Como os meus pensamentos 
influenciam na esquizofrenia?
Caso você tenha recebido o diagnóstico de esquizofrenia, é possível 
que se sinta confuso com os seus próprios pensamentos. Eles podem lhe 
“roubar” a atenção em boa parte do tempo. As vezes eles podem surgir 
como vozes que dizem coisas sobre si, e que você não gosta de ouvir ou 
teme serem verdadeiras. Elas podem surgir na primeira ou terceira pessoa. 

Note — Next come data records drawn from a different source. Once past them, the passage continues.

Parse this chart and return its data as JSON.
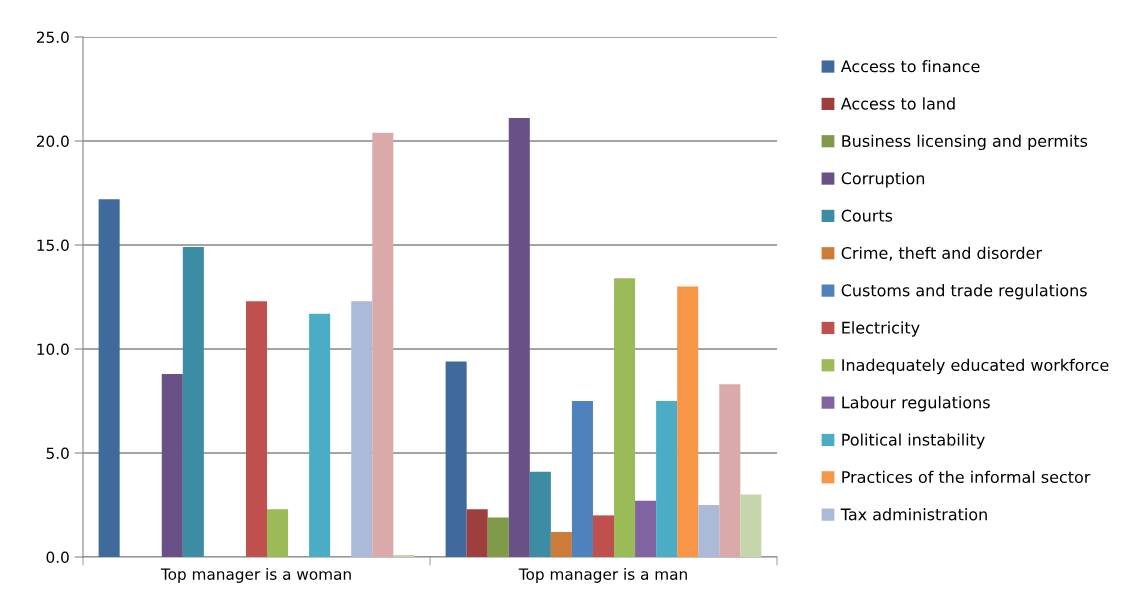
{
  "chart_data": {
    "type": "bar",
    "categories": [
      "Top manager is a woman",
      "Top manager is a man"
    ],
    "series": [
      {
        "name": "Access to finance",
        "color": "#40699c",
        "values": [
          17.2,
          9.4
        ]
      },
      {
        "name": "Access to land",
        "color": "#9e3f3d",
        "values": [
          0,
          2.3
        ]
      },
      {
        "name": "Business licensing and permits",
        "color": "#7f9a48",
        "values": [
          0,
          1.9
        ]
      },
      {
        "name": "Corruption",
        "color": "#695185",
        "values": [
          8.8,
          21.1
        ]
      },
      {
        "name": "Courts",
        "color": "#3c8da3",
        "values": [
          14.9,
          4.1
        ]
      },
      {
        "name": "Crime, theft and disorder",
        "color": "#cc7b38",
        "values": [
          0,
          1.2
        ]
      },
      {
        "name": "Customs and trade regulations",
        "color": "#4f81bd",
        "values": [
          0,
          7.5
        ]
      },
      {
        "name": "Electricity",
        "color": "#c0504d",
        "values": [
          12.3,
          2.0
        ]
      },
      {
        "name": "Inadequately educated workforce",
        "color": "#9bbb59",
        "values": [
          2.3,
          13.4
        ]
      },
      {
        "name": "Labour regulations",
        "color": "#8064a2",
        "values": [
          0,
          2.7
        ]
      },
      {
        "name": "Political instability",
        "color": "#4bacc6",
        "values": [
          11.7,
          7.5
        ]
      },
      {
        "name": "Practices of the informal sector",
        "color": "#f79646",
        "values": [
          0,
          13.0
        ]
      },
      {
        "name": "Tax administration",
        "color": "#aabad7",
        "values": [
          12.3,
          2.5
        ]
      },
      {
        "color": "#d9aaa9",
        "values": [
          20.4,
          8.3
        ]
      },
      {
        "color": "#c6d6ac",
        "values": [
          0.1,
          3.0
        ]
      }
    ],
    "ylim": [
      0,
      25
    ],
    "yticks": [
      {
        "value": 0,
        "label": "0.0"
      },
      {
        "value": 5,
        "label": "5.0"
      },
      {
        "value": 10,
        "label": "10.0"
      },
      {
        "value": 15,
        "label": "15.0"
      },
      {
        "value": 20,
        "label": "20.0"
      },
      {
        "value": 25,
        "label": "25.0"
      }
    ],
    "grid": "y",
    "legend": "right"
  }
}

Por exemplo: “Eu sou esquisito demais” ou “Ele é burro” (como se al­
guém estivesse dizendo algo a seu respeito). Esses pensamentos, por serem 
percepções reais para você, são bastante perturbadores e podem acabar 
aumentando bastante seu nível de estresse, o que o deixa mais vulnerável 
a crises, ou seja, apresentar as alucinações e/ou delírios. Assim sendo, é de 
grande importância que, aliada à medicação, você também tenha a ajuda 
de uma psicoterapia, pois, assim, poderá identificar e modificar seus pen­
samentos, identificando o que é “real” e o que tem relação com a esquizo­
frenia. Terapia Cognitivo-Comportamental, uma abordagem que traba­
lha com os pensamentos e a sua relação com os sentimentos e comporta­
mentos, pode ser útil nesse processo. A seguir há um esquema que pode 
facilitar uma melhor compreensão dessa relação mencionada.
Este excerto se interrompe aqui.